Over the years, Harold and Montgomery struggled with tight finances and school problems. But J'Mari's drowning filled them with piercing pain.
It also brought them even closer.
After the tragedy, Montgomery would go for days without speaking to anyone. Harold would sit on the edge of her granddaughter's bed and try to comfort her, hoping that just being there would help.
"I didn't know what to say sometimes,'' Harold said. "At times I had to let her take the lead.''
Montgomery said that thanks to counseling, strong spiritual faith, and her grandmother's support, she made it through.
In April, after going to four different schools in four years, she looked into the big brown eyes of her 1-year-old daughter, Ja' nari, who bears a striking resemblance to her son, and realized it was time for a change.
"I figured I could drop out like some of my friends and end up with four or five kids, or I could do better,'' she said. "I wanted better for myself and my daughter.''
At Lauderhill High School, she got the chance with encouragement from the staff.
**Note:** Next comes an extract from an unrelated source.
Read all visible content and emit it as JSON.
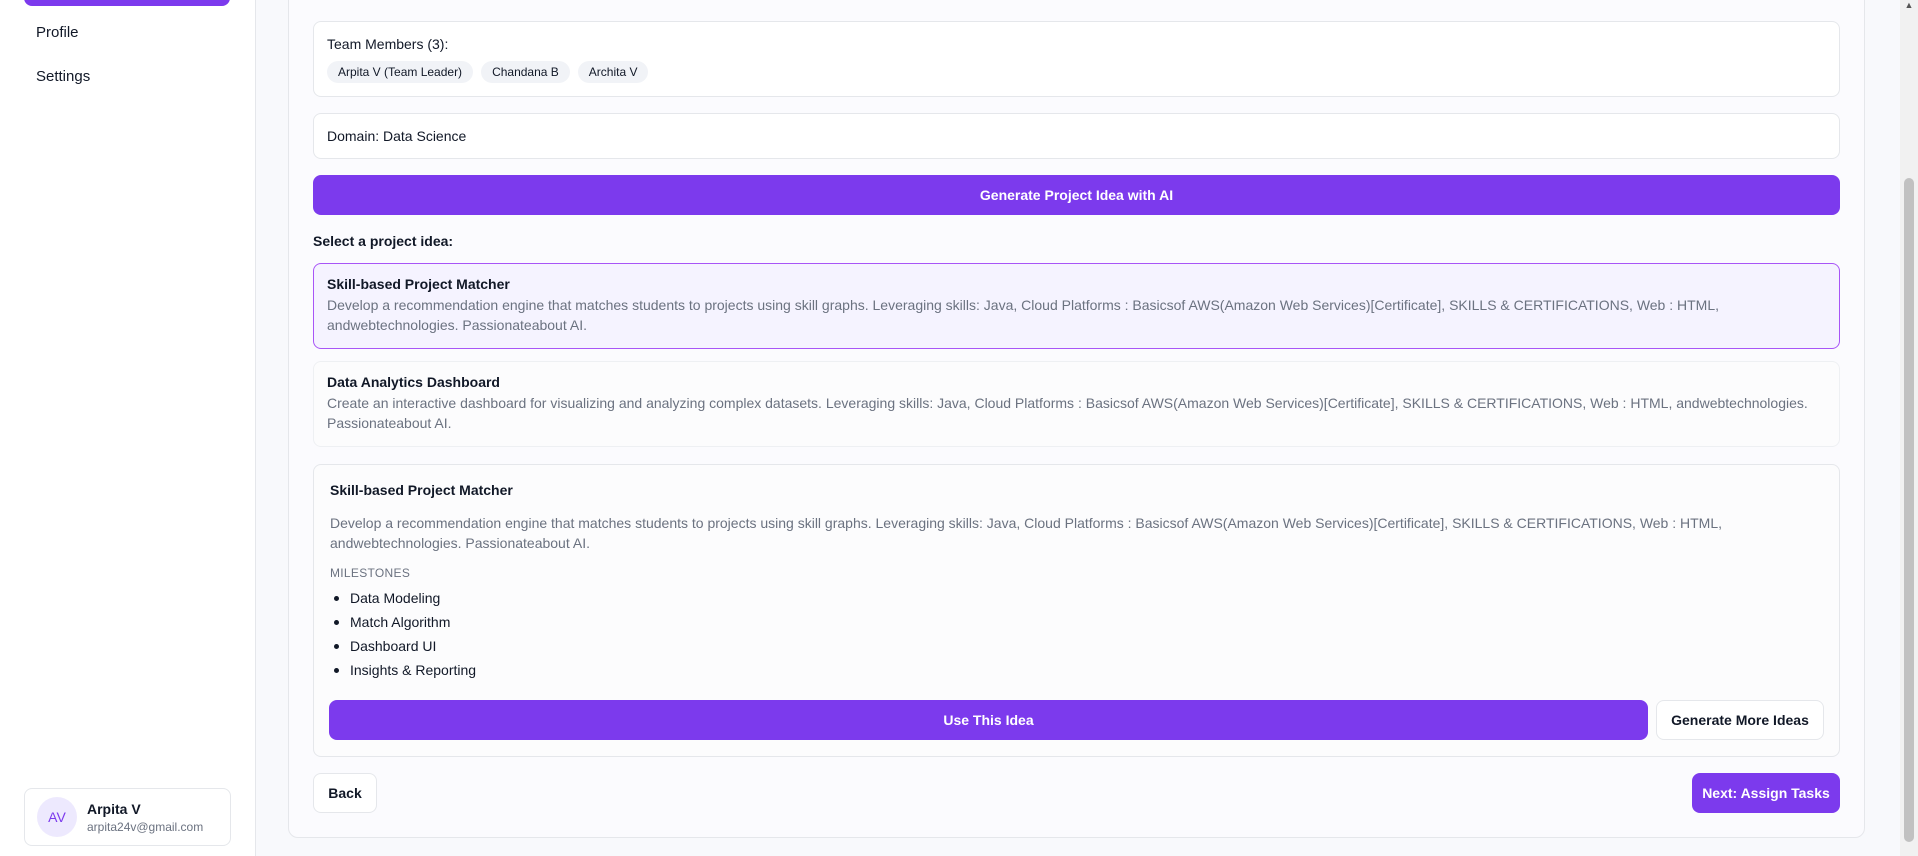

"I think talking to her and assuring her that she's so awesome and just so smart helped,'' said senior adviser Althea Lewis. "She had been through so much that she just probably didn't believe that she could do it.''
Montgomery now has her sights set on the medical field because she wants to help others. She is waiting to hear if she has been accepted at Florida Atlantic University.
The smile on her face says she can handle whatever the future brings.
"Work hard and success shall be yours,'' she told her fellow graduates.